Alongside him are mercurial individual talents in Andres Iniesta and David Silva, but there is an inescapable blandness to the personalities of both attackers. They have all the presence of IT-support technicians. The only Spanish star with bit of edge is the slightly unhinged defender Sergio Ramos, whose “Panenka” penalty on Wednesday was a defiantly maverick moment.
Former Argentina midfielder and Real Madrid director of football Jorge Valdano once drew a contrast between right-wing football (cautious, cynical, thuggish) and left-wing football (expressive, spontaneous, proletarian).
It seems Spain (and Barcelona) have invented an unexpected new strain of right-wing football: one that is authoritarian in its pursuit of the near-elimination of needless error. Without the radical improvisation of Leo Messi, the Barcelona style, as practised by Spain, becomes weirdly conservative, despite its relentless flow of attacks.
And it does not matter that Barcelona FC has been a left-wing club since the Spanish Civil War. That political stance has long been undermined by the rampant commercialisation of the Barça brand, not least the lucrative sale of the once-sacrosanct team shirt to the Qatar Foundation.
Spain and Barcelona have made football more meritocratic by reducing its tolerance for rough play. This is a mixed blessing. The game is safer and prettier, but there is less appreciation for proper tackling as a virtue in itself. A clean sliding tackle is now a scorned, endangered feat, often deemed a foul simply because it would have been a foul had it been mistimed. Mid-air collisions are now often assumed to be fouls for no good reason – it is simply a race to see who demonstrates his agony first.

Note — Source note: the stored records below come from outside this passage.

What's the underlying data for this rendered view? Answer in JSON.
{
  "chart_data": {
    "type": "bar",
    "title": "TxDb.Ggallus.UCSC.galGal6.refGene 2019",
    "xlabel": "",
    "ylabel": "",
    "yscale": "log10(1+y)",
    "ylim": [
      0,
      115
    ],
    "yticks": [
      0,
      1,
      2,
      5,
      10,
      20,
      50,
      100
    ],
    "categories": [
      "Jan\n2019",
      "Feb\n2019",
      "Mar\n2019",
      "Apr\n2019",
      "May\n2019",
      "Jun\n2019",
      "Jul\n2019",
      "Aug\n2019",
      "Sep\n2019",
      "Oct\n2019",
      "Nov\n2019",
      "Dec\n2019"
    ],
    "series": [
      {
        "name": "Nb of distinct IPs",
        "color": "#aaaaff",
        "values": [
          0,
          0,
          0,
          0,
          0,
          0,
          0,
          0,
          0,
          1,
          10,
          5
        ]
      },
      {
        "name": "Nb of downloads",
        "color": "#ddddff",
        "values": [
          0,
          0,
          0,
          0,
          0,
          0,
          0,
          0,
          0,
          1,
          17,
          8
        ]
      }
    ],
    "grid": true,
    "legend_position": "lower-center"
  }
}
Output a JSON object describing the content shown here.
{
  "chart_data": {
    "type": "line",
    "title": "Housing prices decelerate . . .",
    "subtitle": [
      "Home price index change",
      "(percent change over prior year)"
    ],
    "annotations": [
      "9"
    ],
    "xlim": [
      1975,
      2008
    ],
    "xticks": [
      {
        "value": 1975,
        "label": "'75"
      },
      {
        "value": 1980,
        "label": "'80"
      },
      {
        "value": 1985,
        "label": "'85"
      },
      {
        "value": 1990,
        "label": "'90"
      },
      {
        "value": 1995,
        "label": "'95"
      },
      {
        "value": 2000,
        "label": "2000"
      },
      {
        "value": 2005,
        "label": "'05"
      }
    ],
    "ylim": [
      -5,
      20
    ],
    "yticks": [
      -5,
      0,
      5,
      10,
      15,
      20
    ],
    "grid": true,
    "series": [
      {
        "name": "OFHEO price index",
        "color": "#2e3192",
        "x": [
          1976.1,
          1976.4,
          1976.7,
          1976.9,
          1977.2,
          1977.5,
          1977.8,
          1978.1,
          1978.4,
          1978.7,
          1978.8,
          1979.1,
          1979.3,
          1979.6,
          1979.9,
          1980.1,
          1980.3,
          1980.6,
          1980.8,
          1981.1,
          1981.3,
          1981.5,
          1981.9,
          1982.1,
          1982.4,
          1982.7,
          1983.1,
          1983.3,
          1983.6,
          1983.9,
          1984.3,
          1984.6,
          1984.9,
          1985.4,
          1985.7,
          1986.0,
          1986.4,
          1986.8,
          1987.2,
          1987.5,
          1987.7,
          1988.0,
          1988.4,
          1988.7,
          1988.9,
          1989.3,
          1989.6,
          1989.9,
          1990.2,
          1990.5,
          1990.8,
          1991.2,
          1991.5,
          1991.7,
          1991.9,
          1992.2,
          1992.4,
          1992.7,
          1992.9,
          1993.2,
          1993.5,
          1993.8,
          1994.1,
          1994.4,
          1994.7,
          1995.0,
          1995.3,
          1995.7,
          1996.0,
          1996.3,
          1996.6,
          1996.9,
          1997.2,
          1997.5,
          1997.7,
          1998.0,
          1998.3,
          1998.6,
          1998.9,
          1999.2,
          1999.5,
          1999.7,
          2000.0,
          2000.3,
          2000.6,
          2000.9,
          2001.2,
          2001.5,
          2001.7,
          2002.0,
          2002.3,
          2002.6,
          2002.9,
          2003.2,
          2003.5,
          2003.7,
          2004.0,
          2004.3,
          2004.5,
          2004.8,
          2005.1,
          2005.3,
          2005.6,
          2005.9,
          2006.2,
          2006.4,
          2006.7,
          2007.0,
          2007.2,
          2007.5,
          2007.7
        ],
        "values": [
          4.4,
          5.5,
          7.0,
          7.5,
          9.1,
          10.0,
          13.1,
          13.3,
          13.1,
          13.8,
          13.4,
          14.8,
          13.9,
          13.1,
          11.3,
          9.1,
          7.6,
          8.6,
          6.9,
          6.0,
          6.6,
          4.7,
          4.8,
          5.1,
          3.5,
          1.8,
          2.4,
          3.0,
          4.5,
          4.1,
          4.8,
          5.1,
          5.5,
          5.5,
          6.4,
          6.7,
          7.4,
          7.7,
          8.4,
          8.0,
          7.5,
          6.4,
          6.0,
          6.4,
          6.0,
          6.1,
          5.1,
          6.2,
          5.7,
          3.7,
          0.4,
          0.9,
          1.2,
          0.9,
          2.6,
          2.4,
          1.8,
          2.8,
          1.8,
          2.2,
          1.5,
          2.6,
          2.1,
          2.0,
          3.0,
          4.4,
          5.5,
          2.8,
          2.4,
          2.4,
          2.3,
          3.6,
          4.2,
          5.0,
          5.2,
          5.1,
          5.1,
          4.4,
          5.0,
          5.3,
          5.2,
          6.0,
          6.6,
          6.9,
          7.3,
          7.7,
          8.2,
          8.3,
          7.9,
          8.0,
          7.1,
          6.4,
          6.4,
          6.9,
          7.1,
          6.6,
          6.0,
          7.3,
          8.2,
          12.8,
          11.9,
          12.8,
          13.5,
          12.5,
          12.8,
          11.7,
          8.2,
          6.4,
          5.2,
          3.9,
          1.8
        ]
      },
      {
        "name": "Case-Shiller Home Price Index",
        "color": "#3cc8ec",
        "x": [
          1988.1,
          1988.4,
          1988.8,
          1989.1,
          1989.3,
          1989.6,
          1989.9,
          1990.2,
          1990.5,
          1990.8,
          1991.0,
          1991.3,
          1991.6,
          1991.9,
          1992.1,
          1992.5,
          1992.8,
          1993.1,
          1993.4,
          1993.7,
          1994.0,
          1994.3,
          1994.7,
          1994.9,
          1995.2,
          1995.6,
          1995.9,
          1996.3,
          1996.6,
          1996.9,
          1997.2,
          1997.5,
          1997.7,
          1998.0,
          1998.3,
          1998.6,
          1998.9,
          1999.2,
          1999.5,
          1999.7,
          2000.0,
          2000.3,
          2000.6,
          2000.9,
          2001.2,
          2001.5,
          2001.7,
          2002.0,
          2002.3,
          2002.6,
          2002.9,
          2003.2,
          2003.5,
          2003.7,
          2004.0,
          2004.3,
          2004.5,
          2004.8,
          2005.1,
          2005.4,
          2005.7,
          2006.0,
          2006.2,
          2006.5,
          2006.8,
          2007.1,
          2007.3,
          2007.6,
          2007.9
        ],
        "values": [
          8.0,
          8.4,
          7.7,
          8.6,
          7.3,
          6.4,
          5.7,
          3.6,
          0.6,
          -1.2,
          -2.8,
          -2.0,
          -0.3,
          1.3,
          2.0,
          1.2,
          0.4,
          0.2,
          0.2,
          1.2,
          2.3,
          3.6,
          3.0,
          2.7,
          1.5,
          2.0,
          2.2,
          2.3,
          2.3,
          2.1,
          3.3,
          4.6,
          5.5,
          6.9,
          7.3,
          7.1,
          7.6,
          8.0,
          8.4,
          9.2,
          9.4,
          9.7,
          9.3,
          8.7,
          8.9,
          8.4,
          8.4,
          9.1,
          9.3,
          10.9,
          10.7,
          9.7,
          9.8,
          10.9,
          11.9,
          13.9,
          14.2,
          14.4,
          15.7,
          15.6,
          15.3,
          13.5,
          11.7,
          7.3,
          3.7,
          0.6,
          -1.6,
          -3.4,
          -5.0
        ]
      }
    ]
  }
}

Skilful and desperate defending can still thwart the Barcelona-Spain formula once in a while, as Chelsea showed in this year’s Champions League semifinal. But that was a freak event, not a repeatable pattern. Barcelona will be back with a vengeance. They will not lose their powers with the exit of Pep Guardiola.
It is up to the strongest vassals of the Spanish empire – German, Brazilian, Italian, Dutch, French, Argentinian – to seize the palace by inventing a sustainable, credible counterstyle. The revolution might be televised on Sunday night. But do not get your hopes up.